Julia pulled the embers back toward her lips, swallowing the skunklike air into her lungs. She wondered if she should tell Erica the reason for the sudden visit to New York City. Julia hadn’t told anyone—not a solitary soul—about the Silk Road, the mushrooms, the senators, and the hackers Ross now employed to help him with his Web site. None of this had ever passed her lips. But lately she had become scared, not only for Ross but also for herself. She didn’t know if she was an accomplice in all this. She hadn’t written a line of code or profited a penny, but it still terrified her. For some perplexing reason, Ross had continued to share each new secret with her and expected her to keep them—and to be perfectly okay from a moral standpoint.
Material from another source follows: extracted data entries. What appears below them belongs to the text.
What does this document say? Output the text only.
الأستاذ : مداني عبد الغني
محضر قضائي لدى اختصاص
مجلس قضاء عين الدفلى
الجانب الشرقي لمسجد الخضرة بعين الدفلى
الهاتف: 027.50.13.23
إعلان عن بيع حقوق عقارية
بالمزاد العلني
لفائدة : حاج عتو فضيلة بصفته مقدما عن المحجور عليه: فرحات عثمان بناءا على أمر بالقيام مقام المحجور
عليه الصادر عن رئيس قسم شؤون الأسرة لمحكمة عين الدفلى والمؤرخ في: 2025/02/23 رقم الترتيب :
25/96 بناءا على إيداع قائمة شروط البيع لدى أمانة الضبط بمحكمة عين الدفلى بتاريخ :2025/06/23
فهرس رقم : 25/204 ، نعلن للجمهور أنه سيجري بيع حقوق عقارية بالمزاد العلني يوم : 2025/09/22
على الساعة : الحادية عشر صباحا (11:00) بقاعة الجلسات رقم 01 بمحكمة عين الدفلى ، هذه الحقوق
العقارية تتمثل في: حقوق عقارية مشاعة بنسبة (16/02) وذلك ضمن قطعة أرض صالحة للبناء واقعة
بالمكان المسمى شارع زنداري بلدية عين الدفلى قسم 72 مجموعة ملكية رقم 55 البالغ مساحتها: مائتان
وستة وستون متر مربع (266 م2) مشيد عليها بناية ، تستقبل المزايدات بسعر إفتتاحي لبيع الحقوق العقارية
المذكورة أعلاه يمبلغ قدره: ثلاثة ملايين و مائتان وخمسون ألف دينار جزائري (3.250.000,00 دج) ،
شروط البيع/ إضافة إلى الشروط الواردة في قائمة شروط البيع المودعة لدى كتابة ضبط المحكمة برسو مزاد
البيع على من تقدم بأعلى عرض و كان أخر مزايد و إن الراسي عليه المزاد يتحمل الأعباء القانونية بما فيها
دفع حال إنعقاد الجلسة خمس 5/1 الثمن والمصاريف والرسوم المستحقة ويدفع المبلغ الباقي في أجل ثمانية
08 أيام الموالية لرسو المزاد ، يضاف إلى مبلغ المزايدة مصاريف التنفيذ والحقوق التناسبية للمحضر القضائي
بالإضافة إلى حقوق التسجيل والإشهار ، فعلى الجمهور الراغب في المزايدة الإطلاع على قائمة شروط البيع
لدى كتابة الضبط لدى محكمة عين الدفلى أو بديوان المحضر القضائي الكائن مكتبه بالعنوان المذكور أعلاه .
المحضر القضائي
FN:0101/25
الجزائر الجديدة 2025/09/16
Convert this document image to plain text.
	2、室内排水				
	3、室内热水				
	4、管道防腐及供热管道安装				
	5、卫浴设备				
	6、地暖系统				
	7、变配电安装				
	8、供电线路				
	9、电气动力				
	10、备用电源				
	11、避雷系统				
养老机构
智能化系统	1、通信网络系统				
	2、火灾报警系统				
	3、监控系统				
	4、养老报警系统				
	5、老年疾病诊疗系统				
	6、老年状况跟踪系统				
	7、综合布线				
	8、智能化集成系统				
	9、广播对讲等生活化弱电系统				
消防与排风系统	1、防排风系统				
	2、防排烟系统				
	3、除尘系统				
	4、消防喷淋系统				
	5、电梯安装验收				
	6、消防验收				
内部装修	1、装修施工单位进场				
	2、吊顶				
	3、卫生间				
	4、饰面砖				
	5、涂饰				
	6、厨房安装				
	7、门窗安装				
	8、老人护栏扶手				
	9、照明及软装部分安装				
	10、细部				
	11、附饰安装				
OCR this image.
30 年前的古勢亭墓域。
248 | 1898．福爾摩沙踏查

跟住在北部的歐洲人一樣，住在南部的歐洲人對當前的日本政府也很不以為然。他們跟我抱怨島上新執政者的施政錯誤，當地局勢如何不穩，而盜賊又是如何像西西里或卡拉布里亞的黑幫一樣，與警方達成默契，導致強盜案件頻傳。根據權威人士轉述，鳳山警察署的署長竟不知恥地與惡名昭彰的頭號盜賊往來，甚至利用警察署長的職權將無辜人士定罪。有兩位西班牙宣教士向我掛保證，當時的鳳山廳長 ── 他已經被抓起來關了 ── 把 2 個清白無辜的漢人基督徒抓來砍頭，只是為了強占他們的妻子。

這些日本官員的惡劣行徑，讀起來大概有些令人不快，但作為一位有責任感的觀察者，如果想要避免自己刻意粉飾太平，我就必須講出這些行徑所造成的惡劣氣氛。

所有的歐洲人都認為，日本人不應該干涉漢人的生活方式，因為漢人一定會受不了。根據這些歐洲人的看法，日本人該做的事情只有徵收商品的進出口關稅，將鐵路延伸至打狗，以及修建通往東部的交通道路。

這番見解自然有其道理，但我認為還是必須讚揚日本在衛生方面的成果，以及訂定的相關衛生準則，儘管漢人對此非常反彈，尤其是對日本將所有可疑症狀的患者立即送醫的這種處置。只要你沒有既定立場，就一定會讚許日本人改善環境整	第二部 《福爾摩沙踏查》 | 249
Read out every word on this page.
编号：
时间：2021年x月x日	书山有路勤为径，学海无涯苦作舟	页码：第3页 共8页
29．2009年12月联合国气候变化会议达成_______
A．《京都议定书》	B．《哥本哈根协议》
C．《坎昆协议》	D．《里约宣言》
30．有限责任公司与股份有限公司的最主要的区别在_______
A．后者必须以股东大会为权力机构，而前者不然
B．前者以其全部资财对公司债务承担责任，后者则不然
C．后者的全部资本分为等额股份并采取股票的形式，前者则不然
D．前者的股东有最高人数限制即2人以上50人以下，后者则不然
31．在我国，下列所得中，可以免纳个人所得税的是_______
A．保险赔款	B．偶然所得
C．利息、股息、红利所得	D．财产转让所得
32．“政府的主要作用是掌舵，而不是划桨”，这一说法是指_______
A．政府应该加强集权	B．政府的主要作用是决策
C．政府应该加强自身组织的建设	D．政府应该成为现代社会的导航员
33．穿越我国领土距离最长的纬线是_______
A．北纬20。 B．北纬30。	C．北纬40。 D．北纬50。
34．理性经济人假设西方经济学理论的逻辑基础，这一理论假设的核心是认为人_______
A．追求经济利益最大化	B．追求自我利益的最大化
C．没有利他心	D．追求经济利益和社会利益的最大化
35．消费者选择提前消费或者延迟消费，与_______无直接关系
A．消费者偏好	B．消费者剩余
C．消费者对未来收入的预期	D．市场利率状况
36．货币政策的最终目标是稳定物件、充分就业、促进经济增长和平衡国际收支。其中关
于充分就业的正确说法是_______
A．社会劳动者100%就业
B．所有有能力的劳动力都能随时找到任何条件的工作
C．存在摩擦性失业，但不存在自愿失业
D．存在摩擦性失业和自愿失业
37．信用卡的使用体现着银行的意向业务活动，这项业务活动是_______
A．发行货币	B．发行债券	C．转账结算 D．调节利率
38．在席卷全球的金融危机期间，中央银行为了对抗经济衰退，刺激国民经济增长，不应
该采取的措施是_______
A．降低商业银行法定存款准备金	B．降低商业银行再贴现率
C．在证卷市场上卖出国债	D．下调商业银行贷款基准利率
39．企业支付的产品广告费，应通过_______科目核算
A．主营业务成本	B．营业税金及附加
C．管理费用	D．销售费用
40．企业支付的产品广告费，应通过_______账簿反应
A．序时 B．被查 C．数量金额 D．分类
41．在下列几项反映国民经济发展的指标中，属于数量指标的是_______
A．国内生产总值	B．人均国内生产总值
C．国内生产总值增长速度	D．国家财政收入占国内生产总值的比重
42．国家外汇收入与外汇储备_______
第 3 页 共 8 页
In the beginning, eight months earlier when Ross had started the Silk Road, she had been fine with these random unknowns, as the site was so small and unimportant. But things had changed since then.
Selling weed, she was fine with. She had never heard of a single recorded instance of someone overdosing from a bong hit. And mushrooms, well, they grew in the ground and they made you happy. But in recent months new products had become available on the site. Crack, cocaine, heroin, variations of highly addictive drugs she had never even heard of that were made in secret labs in Asia. Her doubts grew.
“What if someone overdoses?” she said when crack and heroin surfaced on the Silk Road.
“We have a rating system,” he replied resolutely. “So if someone sells bad drugs, they get a bad rating and no one will buy from them again.”
“And if they’re dead? How are they supposed to give someone a bad rating if they’re dead?”
These conversations would go on for hours, just spinning, spinning, spinning, and finding no end. No matter what Julia said, Ross always had an answer, often baked in intellectual analysis or libertarian theory. When the tête-à-tête went round in circles too many times, he would simply end the conversation by saying, “Well, we will just have to disagree on this.”